Tuesday tip: Computers and your eyes

EyesToday it’s normal for most people to stare at computer screens all day long, something that was unbelievable just 25 years ago. Whether we’re shopping online, chatting and tweeting, or working in our DEVONthink databases, we spend a lot of time in the light of our screens. If you are experiencing headaches, blurred vision, watery eyes, or have trouble getting to sleep, here are a few simple tips for you.

  • When ambient light levels are too low we have a tendency to increase the monitor brightness. This more quickly fatigues our eyes. Use proper lighting in your computer area and position yourself and the lights to avoid glare.
  • If you find yourself moving closer to the screen to read, consider increasing the font size. On a Retina screen adjust the screen resolution; as the native resoution of the screen is so high you’ll see no pixels even when you make everything a bit bigger.
  • Also check out System Preferences > Accessibility > Seeing for some great options like contrast adjustments and, our favorite, Zoom, an adjustable on screen magnifying glass.
  • For the restless and insomniacs, there has been research that suggests that the bluish-white light from your screen may supress melatonin production and hinder you from falling asleep. There is a wonderful little Mac utility called f.lux that adjusts the warmth of your screen to mimic natural light. As the day goes into evening, the screen colors grow warmer and warmer. Note: If you just turned it to the warm setting, your screen will look terrible at first. But as soon as our mind adjusts to the change you’ll perceive the colors correctly. iOS 9.3 has a similar option for your iPhone and iPad.

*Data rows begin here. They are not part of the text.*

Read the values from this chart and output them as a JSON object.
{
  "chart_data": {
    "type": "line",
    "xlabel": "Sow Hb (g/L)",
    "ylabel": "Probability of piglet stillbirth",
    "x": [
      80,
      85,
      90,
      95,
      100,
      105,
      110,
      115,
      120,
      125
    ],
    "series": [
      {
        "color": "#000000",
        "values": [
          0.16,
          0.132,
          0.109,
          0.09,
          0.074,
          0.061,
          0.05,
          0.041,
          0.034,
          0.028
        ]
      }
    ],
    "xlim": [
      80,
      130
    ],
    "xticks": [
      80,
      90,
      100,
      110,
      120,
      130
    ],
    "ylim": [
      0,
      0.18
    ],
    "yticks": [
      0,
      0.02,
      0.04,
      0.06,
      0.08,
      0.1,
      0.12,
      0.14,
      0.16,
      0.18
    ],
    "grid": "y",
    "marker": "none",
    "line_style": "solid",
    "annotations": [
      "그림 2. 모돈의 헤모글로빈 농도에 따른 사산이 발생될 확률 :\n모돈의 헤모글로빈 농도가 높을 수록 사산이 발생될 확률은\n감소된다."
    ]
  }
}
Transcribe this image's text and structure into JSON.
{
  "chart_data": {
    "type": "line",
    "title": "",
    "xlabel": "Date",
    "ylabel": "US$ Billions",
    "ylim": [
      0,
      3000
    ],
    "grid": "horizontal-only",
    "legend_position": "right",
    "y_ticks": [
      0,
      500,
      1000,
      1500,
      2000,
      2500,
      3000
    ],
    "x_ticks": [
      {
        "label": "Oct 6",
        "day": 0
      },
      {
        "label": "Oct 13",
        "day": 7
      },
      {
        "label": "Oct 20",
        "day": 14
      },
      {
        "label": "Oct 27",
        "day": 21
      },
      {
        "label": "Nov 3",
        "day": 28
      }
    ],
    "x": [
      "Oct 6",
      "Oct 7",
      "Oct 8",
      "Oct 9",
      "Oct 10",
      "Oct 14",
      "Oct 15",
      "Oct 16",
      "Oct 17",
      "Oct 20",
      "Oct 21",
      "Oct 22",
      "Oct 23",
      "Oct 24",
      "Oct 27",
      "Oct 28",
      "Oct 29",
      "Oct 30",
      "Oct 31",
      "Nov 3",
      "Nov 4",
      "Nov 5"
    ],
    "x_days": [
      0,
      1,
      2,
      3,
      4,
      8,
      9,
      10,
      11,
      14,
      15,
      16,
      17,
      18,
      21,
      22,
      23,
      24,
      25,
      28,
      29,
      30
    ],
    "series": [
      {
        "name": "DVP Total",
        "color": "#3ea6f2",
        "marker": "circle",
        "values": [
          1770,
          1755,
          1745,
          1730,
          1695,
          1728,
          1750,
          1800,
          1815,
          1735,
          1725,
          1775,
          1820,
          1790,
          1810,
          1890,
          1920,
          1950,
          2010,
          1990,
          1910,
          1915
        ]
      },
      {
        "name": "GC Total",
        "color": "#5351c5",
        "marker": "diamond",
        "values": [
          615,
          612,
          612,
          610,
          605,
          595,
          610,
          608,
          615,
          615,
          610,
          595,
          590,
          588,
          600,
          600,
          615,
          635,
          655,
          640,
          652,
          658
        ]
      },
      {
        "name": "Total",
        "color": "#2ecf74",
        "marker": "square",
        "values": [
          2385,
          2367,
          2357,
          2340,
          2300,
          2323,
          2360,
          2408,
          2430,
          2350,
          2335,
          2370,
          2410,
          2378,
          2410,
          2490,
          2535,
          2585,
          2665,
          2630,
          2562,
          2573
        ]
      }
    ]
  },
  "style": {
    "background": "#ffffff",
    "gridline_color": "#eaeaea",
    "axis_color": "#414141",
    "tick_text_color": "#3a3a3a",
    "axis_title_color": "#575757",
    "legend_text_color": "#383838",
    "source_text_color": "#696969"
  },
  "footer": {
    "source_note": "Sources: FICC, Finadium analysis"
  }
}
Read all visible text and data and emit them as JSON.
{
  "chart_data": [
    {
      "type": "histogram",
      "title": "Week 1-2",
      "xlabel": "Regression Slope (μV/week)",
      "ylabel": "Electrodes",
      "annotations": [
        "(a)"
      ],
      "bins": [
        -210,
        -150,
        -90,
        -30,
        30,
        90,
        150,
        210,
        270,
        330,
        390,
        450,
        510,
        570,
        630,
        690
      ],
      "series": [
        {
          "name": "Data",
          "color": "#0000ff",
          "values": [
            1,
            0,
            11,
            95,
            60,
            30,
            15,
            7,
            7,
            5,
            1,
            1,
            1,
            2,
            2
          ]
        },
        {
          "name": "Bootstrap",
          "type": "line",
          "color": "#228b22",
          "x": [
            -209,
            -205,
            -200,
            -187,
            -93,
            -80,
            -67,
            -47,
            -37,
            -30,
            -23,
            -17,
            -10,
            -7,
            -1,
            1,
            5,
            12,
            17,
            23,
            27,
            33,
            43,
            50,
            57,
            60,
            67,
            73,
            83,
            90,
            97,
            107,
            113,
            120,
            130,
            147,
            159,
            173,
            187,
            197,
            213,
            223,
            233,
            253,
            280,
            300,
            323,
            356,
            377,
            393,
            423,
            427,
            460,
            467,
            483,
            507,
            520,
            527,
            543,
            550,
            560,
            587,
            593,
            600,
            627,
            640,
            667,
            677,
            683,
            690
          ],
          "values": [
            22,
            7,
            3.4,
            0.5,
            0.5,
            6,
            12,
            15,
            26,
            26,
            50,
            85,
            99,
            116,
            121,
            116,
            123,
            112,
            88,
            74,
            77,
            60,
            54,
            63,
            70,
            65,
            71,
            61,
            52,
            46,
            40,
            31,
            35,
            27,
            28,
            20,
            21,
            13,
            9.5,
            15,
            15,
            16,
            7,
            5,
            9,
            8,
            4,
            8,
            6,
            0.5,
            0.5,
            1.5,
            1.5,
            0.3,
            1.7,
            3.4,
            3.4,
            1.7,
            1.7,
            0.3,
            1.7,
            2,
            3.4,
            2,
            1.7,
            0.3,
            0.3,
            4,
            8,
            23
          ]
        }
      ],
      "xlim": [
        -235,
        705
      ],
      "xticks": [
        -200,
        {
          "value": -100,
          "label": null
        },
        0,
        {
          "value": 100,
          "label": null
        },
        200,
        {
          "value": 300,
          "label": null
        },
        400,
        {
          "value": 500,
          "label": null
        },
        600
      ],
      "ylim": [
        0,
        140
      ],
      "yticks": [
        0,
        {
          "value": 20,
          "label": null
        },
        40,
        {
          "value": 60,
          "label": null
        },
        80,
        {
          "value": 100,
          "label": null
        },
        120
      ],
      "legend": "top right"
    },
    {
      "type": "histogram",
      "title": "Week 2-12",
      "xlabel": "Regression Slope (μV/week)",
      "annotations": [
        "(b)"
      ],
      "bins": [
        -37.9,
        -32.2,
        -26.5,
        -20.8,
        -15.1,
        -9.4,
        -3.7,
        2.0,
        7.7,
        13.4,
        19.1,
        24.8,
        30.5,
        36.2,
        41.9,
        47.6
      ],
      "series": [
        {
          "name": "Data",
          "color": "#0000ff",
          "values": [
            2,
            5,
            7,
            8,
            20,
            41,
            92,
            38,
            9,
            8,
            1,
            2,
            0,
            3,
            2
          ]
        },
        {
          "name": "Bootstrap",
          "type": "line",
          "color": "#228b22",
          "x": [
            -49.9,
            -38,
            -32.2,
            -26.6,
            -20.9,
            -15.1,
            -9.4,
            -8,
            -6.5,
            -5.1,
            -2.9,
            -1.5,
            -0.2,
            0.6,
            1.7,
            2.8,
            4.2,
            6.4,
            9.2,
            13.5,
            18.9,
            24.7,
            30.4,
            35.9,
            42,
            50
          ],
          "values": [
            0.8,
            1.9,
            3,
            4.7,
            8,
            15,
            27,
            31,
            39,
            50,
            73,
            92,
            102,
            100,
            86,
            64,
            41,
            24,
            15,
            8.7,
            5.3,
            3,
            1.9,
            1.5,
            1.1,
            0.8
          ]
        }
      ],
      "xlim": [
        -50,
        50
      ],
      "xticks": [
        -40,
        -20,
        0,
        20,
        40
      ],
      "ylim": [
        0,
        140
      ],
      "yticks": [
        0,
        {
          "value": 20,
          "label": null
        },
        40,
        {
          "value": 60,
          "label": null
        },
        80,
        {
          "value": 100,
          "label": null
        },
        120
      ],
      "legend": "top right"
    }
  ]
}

Lastly, don’t forget to take periodic breaks. Get up and give your eyes a well-needed rest.

2 Responses to “Tuesday tip: Computers and your eyes”

  1. ukmal says:

    Thought you might like to know that I discovered, some time ago, that computer & monitor screens are polarized ( my optician didn’t know either ) and not all the same way, e.g. can be vertical or horizontal and even diagonal. ( Try it with polarized sunglasses on ). Often wondered if this had any bearing on tired, & watery eyes. regards.

  2. jneumann says:

    Interesting. I had never heard this before.